Faworyt - Magdy i Tomka
Kominiarz był, pogadał, pooglądał, posprawdzał dziwnym lusterkiem na krzywym kiju, skasował 150 zeta i wypisał odbiory kominów do instalacji gazowej i wentylację grawitacyjną. Łatwo, lekko i przyjemnie - a obawiałem się problemów, zwłaszcza po alarmach na temat za krótkiego przewodu kominowego w kuchni, o którym pisało kilku Faworytów na forum. Płytkarze mają kilkutygodniową przerwę - cały czas czekamy na zamówione płytki. Zamówiliśmy też wannę, brodziki i kabiny do łazienek. Powinno być za kilka tygodni, a do tego czasu powinni skończyć karton-gipsiarze i podłogi powinny już być wystarczająco suche.
Za miesiąc wchodzi ekipa od docieplania, a my dalej nie sprecyzowaliśmy ostatecznie koloru tynku... kość słoniowa? beżyk? piaseczek? quano peruviano? To masakra jakaś jest!
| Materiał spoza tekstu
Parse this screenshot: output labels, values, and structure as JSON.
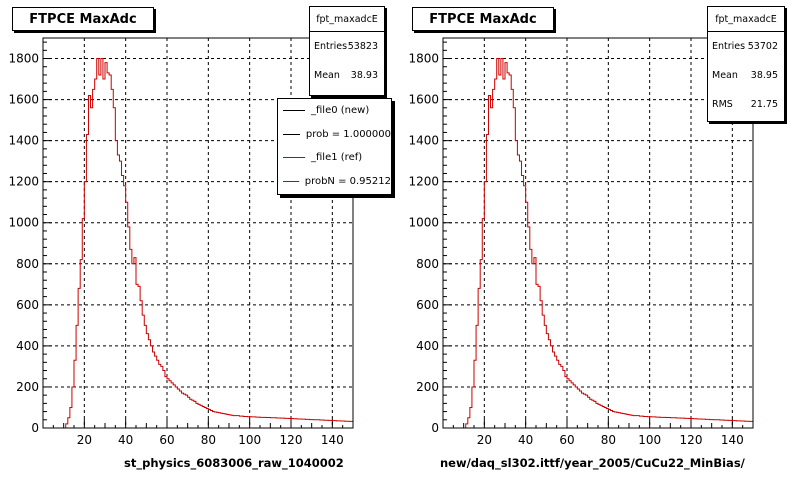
{
  "chart_data": [
    {
      "type": "histogram",
      "title": "FTPCE MaxAdc",
      "xlabel": "st_physics_6083006_raw_1040002",
      "ylabel": "",
      "xlim": [
        0,
        150
      ],
      "ylim": [
        0,
        1900
      ],
      "grid": true,
      "x_ticks": [
        "20",
        "40",
        "60",
        "80",
        "100",
        "120",
        "140"
      ],
      "y_ticks": [
        "0",
        "200",
        "400",
        "600",
        "800",
        "1000",
        "1200",
        "1400",
        "1600",
        "1800"
      ],
      "stats": {
        "name": "fpt_maxadcE",
        "rows": [
          {
            "label": "Entries",
            "value": "53823"
          },
          {
            "label": "Mean",
            "value": "38.93"
          }
        ]
      },
      "legend": {
        "placement": "top-right",
        "entries": [
          {
            "label": "_file0 (new)",
            "color": "#000000"
          },
          {
            "label": "prob = 1.000000",
            "color": "#000000"
          },
          {
            "label": "_file1 (ref)",
            "color": "#cc0000"
          },
          {
            "label": "probN = 0.95212",
            "color": "#cc0000"
          }
        ]
      },
      "series": [
        {
          "color": "#cc0000",
          "bin_width": 1,
          "x_start": 0,
          "values": [
            0,
            0,
            0,
            0,
            0,
            0,
            0,
            0,
            0,
            0,
            0,
            20,
            50,
            100,
            200,
            330,
            500,
            680,
            820,
            1020,
            1200,
            1430,
            1620,
            1560,
            1650,
            1700,
            1800,
            1720,
            1800,
            1700,
            1780,
            1730,
            1720,
            1650,
            1560,
            1400,
            1330,
            1300,
            1230,
            1180,
            1100,
            980,
            870,
            800,
            830,
            700,
            690,
            620,
            550,
            500,
            460,
            430,
            400,
            370,
            350,
            330,
            310,
            300,
            280,
            250,
            240,
            230,
            220,
            210,
            200,
            190,
            180,
            170,
            165,
            160,
            150,
            140,
            135,
            130,
            120,
            115,
            110,
            105,
            100,
            95,
            90,
            85,
            80,
            78,
            76,
            74,
            72,
            70,
            68,
            66,
            64,
            62,
            60,
            60,
            60,
            58,
            58,
            56,
            56,
            55,
            55,
            54,
            54,
            53,
            53,
            52,
            52,
            52,
            51,
            51,
            50,
            50,
            50,
            49,
            49,
            48,
            48,
            47,
            47,
            46,
            46,
            45,
            45,
            44,
            44,
            43,
            43,
            42,
            42,
            41,
            41,
            40,
            40,
            40,
            39,
            39,
            38,
            38,
            37,
            37,
            36,
            36,
            35,
            35,
            34,
            34,
            33,
            33,
            32,
            32
          ]
        }
      ]
    },
    {
      "type": "histogram",
      "title": "FTPCE MaxAdc",
      "xlabel": "new/daq_sl302.ittf/year_2005/CuCu22_MinBias/",
      "ylabel": "",
      "xlim": [
        0,
        150
      ],
      "ylim": [
        0,
        1900
      ],
      "grid": true,
      "x_ticks": [
        "20",
        "40",
        "60",
        "80",
        "100",
        "120",
        "140"
      ],
      "y_ticks": [
        "0",
        "200",
        "400",
        "600",
        "800",
        "1000",
        "1200",
        "1400",
        "1600",
        "1800"
      ],
      "stats": {
        "name": "fpt_maxadcE",
        "rows": [
          {
            "label": "Entries",
            "value": "53702"
          },
          {
            "label": "Mean",
            "value": "38.95"
          },
          {
            "label": "RMS",
            "value": "21.75"
          }
        ]
      },
      "series": [
        {
          "color": "#cc0000",
          "bin_width": 1,
          "x_start": 0,
          "values": [
            0,
            0,
            0,
            0,
            0,
            0,
            0,
            0,
            0,
            0,
            0,
            20,
            50,
            100,
            200,
            330,
            500,
            680,
            820,
            1020,
            1200,
            1430,
            1620,
            1560,
            1650,
            1700,
            1800,
            1720,
            1800,
            1700,
            1780,
            1730,
            1720,
            1650,
            1560,
            1400,
            1330,
            1300,
            1230,
            1180,
            1100,
            980,
            870,
            800,
            830,
            700,
            690,
            620,
            550,
            500,
            460,
            430,
            400,
            370,
            350,
            330,
            310,
            300,
            280,
            250,
            240,
            230,
            220,
            210,
            200,
            190,
            180,
            170,
            165,
            160,
            150,
            140,
            135,
            130,
            120,
            115,
            110,
            105,
            100,
            95,
            90,
            85,
            80,
            78,
            76,
            74,
            72,
            70,
            68,
            66,
            64,
            62,
            60,
            60,
            60,
            58,
            58,
            56,
            56,
            55,
            55,
            54,
            54,
            53,
            53,
            52,
            52,
            52,
            51,
            51,
            50,
            50,
            50,
            49,
            49,
            48,
            48,
            47,
            47,
            46,
            46,
            45,
            45,
            44,
            44,
            43,
            43,
            42,
            42,
            41,
            41,
            40,
            40,
            40,
            39,
            39,
            38,
            38,
            37,
            37,
            36,
            36,
            35,
            35,
            34,
            34,
            33,
            33,
            32,
            32
          ]
        }
      ]
    }
  ]
}
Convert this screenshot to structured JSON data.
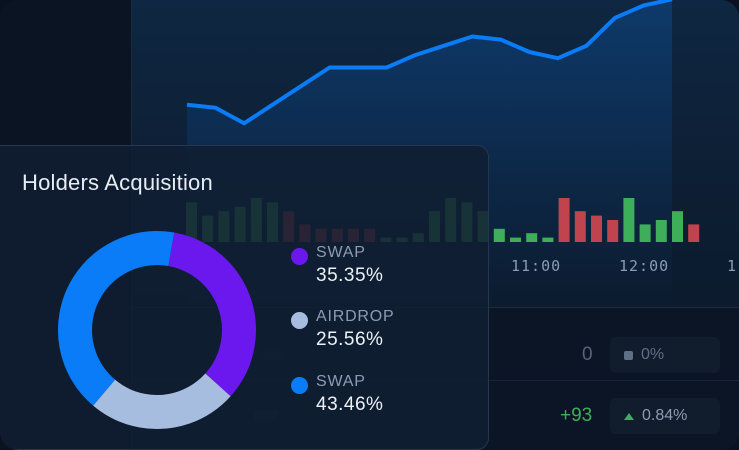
{
  "card": {
    "title": "Holders Acquisition",
    "legend": [
      {
        "name": "SWAP",
        "value": "35.35%",
        "color": "#6b18ef"
      },
      {
        "name": "AIRDROP",
        "value": "25.56%",
        "color": "#a7bde0"
      },
      {
        "name": "SWAP",
        "value": "43.46%",
        "color": "#0a7cf7"
      }
    ]
  },
  "chart_data": [
    {
      "type": "pie",
      "title": "Holders Acquisition",
      "categories": [
        "SWAP",
        "AIRDROP",
        "SWAP"
      ],
      "values": [
        35.35,
        25.56,
        43.46
      ],
      "colors": [
        "#6b18ef",
        "#a7bde0",
        "#0a7cf7"
      ]
    },
    {
      "type": "line",
      "title": "",
      "values": [
        63,
        62,
        57,
        63,
        69,
        75,
        75,
        75,
        79,
        82,
        85,
        84,
        80,
        78,
        82,
        91,
        95,
        97
      ],
      "ylim": [
        0,
        100
      ],
      "color": "#0a7cf7"
    },
    {
      "type": "bar",
      "title": "",
      "x_ticks": [
        "11:00",
        "12:00",
        "1"
      ],
      "values": [
        9,
        6,
        7,
        8,
        10,
        9,
        7,
        4,
        3,
        3,
        3,
        3,
        1,
        1,
        2,
        7,
        10,
        9,
        7,
        3,
        1,
        2,
        1,
        10,
        7,
        6,
        5,
        10,
        4,
        5,
        7,
        4
      ],
      "directions": [
        "up",
        "up",
        "up",
        "up",
        "up",
        "up",
        "down",
        "down",
        "down",
        "down",
        "down",
        "down",
        "up",
        "up",
        "up",
        "up",
        "up",
        "up",
        "up",
        "up",
        "up",
        "up",
        "up",
        "down",
        "down",
        "down",
        "down",
        "up",
        "up",
        "up",
        "up",
        "down"
      ],
      "colors": {
        "up": "#3fae5a",
        "down": "#c0444d"
      }
    }
  ],
  "axis": {
    "t1": "11:00",
    "t2": "12:00",
    "t3": "1"
  },
  "table": {
    "row1": {
      "value": "0",
      "change": "0%"
    },
    "row2": {
      "value": "+93",
      "change": "0.84%"
    }
  }
}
Dziś pod wieczór znowu pod domem przechadzały się dania z dziczyzny na wynos - robią się coraz odważniejsze i przed posadzeniem czegokolwiek musimy zrobić ogrodzenie. Bez niego nic nie przetrwa jednej nocy. Darł się też jakiś dziwny Cietrzew albo inny głuptak. Zoo pod oknem. Darmowe i obowiązkowe.